### 统计代写|AP统计辅导AP统计答疑|Exploring and Graphing Bivariate Data

## 统计代写|AP统计辅导AP统计答疑|Scatterplots

• Scatterplots are ideal for exploring the relationship between two quantitative variables. When constructing a scatterplot we often deal with explanatory and response variables. The explanatory variable may be thought of as the independent variable, and the response variable may be thought of as the dependent variable.
• It’s important to note that when working with two quantitative variables, we do not always consider one to be the explanatory variable and the other to be the response variable. Sometimes, we just want to explore the relationship between two variables, and it doesn’t make sense to declare one variable the explanatory and the other the response.
• We interpret scatterplots in much the same way we interpret univariate data; we look for the overall pattern of the data. We address the form, direction, and strength of the relationship. Remember to look for outliers as well. Are there any points in the scatterplot that deviate from the overall pattern?
• When addressing the form of the relationship, look to see if the data is linear (Figure 2.1) or curved (Figure 2.2).

## 统计代写|AP统计辅导AP统计答疑|Correlation

• When dealing with linear relationships, we often use the r-value, or the correlation coefficient. The correlation coefficient can be found by using the formula:
$$r=\frac{1}{n-1} \sum\left(\frac{x_{i}-\bar{x}}{s_{x}}\right)\left(\frac{y_{i}-\bar{y}}{s_{y}}\right)$$
• In practice, we avoid using the formula at all cost. However, it helps to suffer through a couple of calculations using the formula in order to understand how the formula works and gain a deeper appreciation of technology.
• It’s important to remember the following facts about correlation (make sure you know all of them!):

Correlation (the r-value) only describes a linear relationship. Do not use $r$ to describe a curved relationship.

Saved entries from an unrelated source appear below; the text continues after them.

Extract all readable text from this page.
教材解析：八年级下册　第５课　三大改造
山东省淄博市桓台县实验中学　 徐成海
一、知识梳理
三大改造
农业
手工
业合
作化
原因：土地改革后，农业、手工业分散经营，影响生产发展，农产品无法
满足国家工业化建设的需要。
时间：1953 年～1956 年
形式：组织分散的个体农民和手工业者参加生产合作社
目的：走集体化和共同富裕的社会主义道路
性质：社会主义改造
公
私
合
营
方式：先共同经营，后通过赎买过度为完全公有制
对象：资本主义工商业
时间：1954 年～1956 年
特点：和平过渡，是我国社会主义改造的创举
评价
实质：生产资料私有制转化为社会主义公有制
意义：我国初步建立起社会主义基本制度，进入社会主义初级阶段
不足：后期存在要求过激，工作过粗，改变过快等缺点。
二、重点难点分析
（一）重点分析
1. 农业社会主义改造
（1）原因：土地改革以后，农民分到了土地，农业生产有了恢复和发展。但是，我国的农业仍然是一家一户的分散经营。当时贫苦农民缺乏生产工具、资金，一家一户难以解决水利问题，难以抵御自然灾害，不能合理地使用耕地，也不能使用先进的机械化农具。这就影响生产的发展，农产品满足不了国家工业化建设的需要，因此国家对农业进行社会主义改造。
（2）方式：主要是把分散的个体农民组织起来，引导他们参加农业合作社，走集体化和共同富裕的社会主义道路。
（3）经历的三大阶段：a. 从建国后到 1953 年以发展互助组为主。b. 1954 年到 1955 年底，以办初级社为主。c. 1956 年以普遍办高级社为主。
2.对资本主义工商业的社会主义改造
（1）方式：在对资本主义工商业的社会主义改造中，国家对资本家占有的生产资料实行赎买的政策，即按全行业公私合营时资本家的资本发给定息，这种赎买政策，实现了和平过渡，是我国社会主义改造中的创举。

Correlation makes no distinction between explanatory and response variables. If we switch the $x$ and $y$ variables, we still get the same correlation.
Correlation has no unit of measurement. The formula for correlation uses the means and standard deviations for $x$ and $y$ and thus uses standardized values.

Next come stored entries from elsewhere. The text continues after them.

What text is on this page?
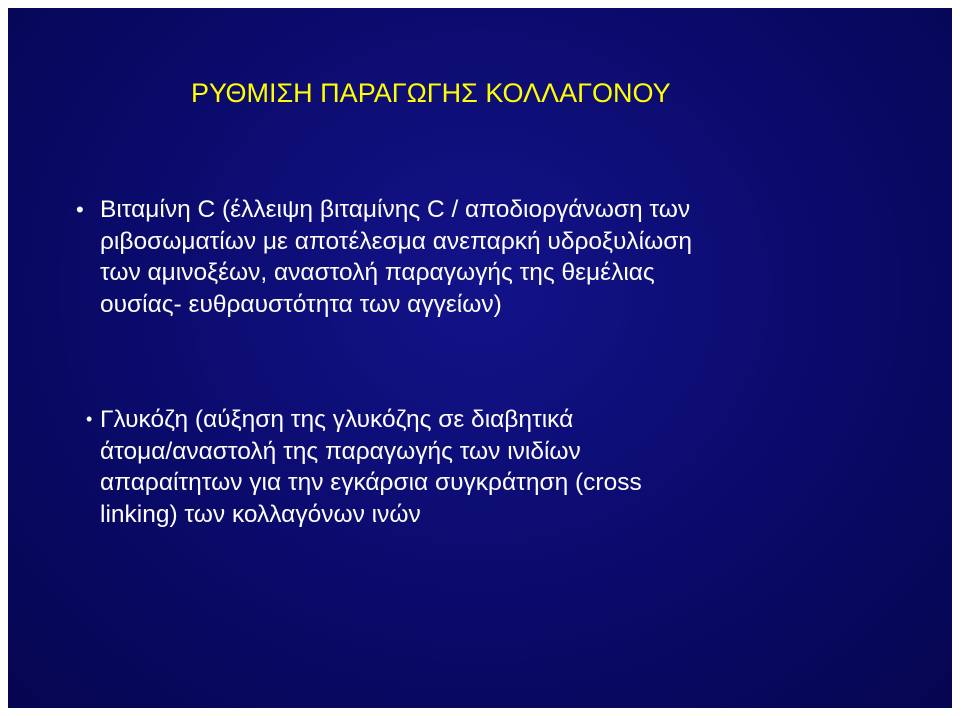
ΡΥΘΜΙΣΗ ΠΑΡΑΓΩΓΗΣ ΚΟΛΛΑΓΟΝΟΥ
• Βιταμίνη C (έλλειψη βιταμίνης C / αποδιοργάνωση των
ριβοσωματίων με αποτέλεσμα ανεπαρκή υδροξυλίωση
των αμινοξέων, αναστολή παραγωγής της θεμέλιας
ουσίας- ευθραυστότητα των αγγείων)
• Γλυκόζη (αύξηση της γλυκόζης σε διαβητικά
άτομα/αναστολή της παραγωγής των ινιδίων
απαραίτητων για την εγκάρσια συγκράτηση (cross
linking) των κολλαγόνων ινών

If $r$ is positive, then the association is positive; if $r$ is negative, then the association is negative.
$-1 \leq r \leq 1: r=1$ implies that there is a perfectly linear positive
relationship. $r=-1$ implies that there is a perfectly linear negative relationship. $r=0$ implies that there is no correlation.

The r-value, like the mean and standard deviation, is not a resistant measure. This means that even one extreme data point can have a dramatic effect on the r-value. Remember that outliers can either strengthen or weaken the r-value. So use caution!
The r-value does not change when you change units of measurement. For example, changing the $x$ and/or $y$ variables from centimeters to millimeters or even from centimeters to inches does not change the r-value.

Correlation does not imply causation. Just because two variables are strongly associated or even correlated (linear) does not mean that changes in one variable are causing changes in another.

## 统计代写|AP统计辅导AP统计答疑|Least Squares Regression

• When modeling linear data, we use the Least Squares Regression Line (LSRL). The LSRL is fitted to the data by minimizing the sum of the squared residuals. The graphing calculator again comes to our rescue by calculating the LSRL and its equation. The LSRL equation takes the form of $\hat{y}=a+b x$ where $b$ is the slope and $a$ is the $y$-intercept. The AP* formula sheet uses the form $\hat{y}=b_{0}+b_{1} x$. Either form may be used as long as you define your variables. Just remember that the number in front of $x$ is the slope, and the “other” number is the $y$-intercept.
• Once the LSRL is fitted to the data, we can then use the LSRL equation to make predictions. We can simply substitute a value of $x$ into the equation of the LSRL and obtain the predicted value, $\hat{y}$.
• The LSRL minimizes the sum of the squared residuals. What does this mean? A residual is the difference between the observed value, $y$, and the predicted value, $\hat{y}$. In other words, residual-observed – predicted. Remember that all predicted values are located on the LSRL. A residual can be positive, negative, or zero. A residual is zero only when the point is located on the LSRL. Since the sum of the residuals is always zero,

we square the vertical distances of the residuals. The LSRL is fitted to the data so that the sum of the square of these vertical distances is as small as possible.

• The slope of the regression line (LSRL) is important. Consider the time required to run the last mile of a marathon in relation to the time required to run the first mile of a marathon. The equation $\hat{y}=1.25 x$, where $x$ is the time required to run the first mile in minutes and $\hat{y}$ is the predicted time it takes to run the last mile in minutes, could be used to model or predict the runner’s time for his last mile. The interpretation of the slope in context would be that for every one minute increase in time needed to run the first mile, the predicted time to run the last mile would increase by $1.25$ minutes, on average. It should be noted that the slope is a rate of change and that that since the slope is positive, the time will increase by $1.25$ minutes. A negative slope would give a negative rate of change.